Methods.: Eye movements were recorded with a head-mounted infrared video eye-tracker (250 Hz, <0.01° resolution) in 20 strabismic amblyopes (mean age, 44.9 ± 10.7 years) and 20 normal control subjects (mean age, 42.8 ± 10.9 years) while they silently read paragraphs of text. Monocular reading comparisons were made between the amblyopic eye and the nondominant eye of control subjects and the nonamblyopic eye and the dominant eye of the control subjects. Binocular reading between the amblyopic and control subjects was also compared.


Conclusion/Results

Results.: Mean reading speed, number of progressive and regressive saccades per line, saccadic amplitude (of progressive saccades), and fixation duration were estimated. Inter- and intrasubject statistical comparisons were made. Reading speed was significantly slower in amblyopes than in control subjects during monocular reading with amblyopic (13.094 characters/s vs. 22.188 characters/s; P < 0.0001) and nonamblyopic eyes (16.241 characters/s vs. 22.349 characters/s, P < 0.0001), and binocularly (15.698 characters/s vs. 23.425 characters/s, P < 0.0001). In amblyopes, reading was significantly slower with the amblyopic eye than with the nonamblyopic eye in binocular viewing (P < 0.05). These differences were associated with significantly more regressive saccades and longer fixation durations, but not with changes in saccadic amplitudes.

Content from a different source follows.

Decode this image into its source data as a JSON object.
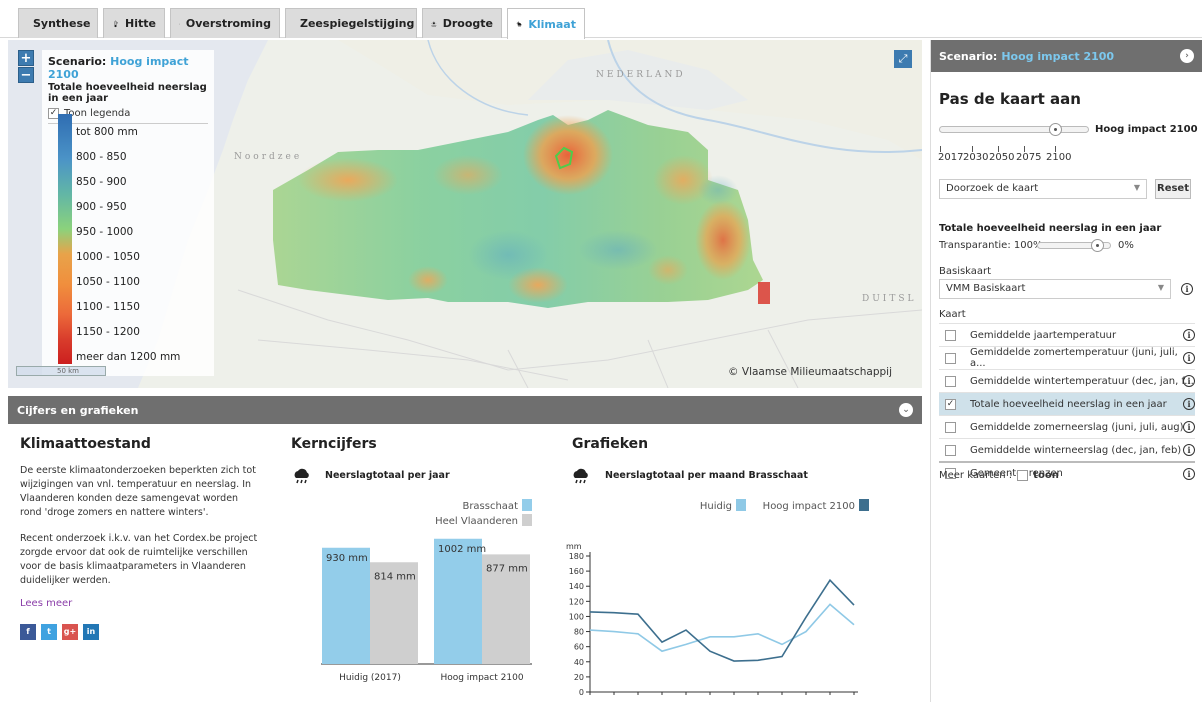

Conclusions.: In strabismic amblyopia, reading is impaired, not only during monocular viewing with the amblyopic eye, but also with the nonamblyopic eye and binocularly, even though normal visual acuity pertains to the latter two conditions. The impaired reading performance is associated with differences in both the saccadic and fixational patterns, most likely as adaptation strategies to abnormal sensory experiences such as crowding and suppression.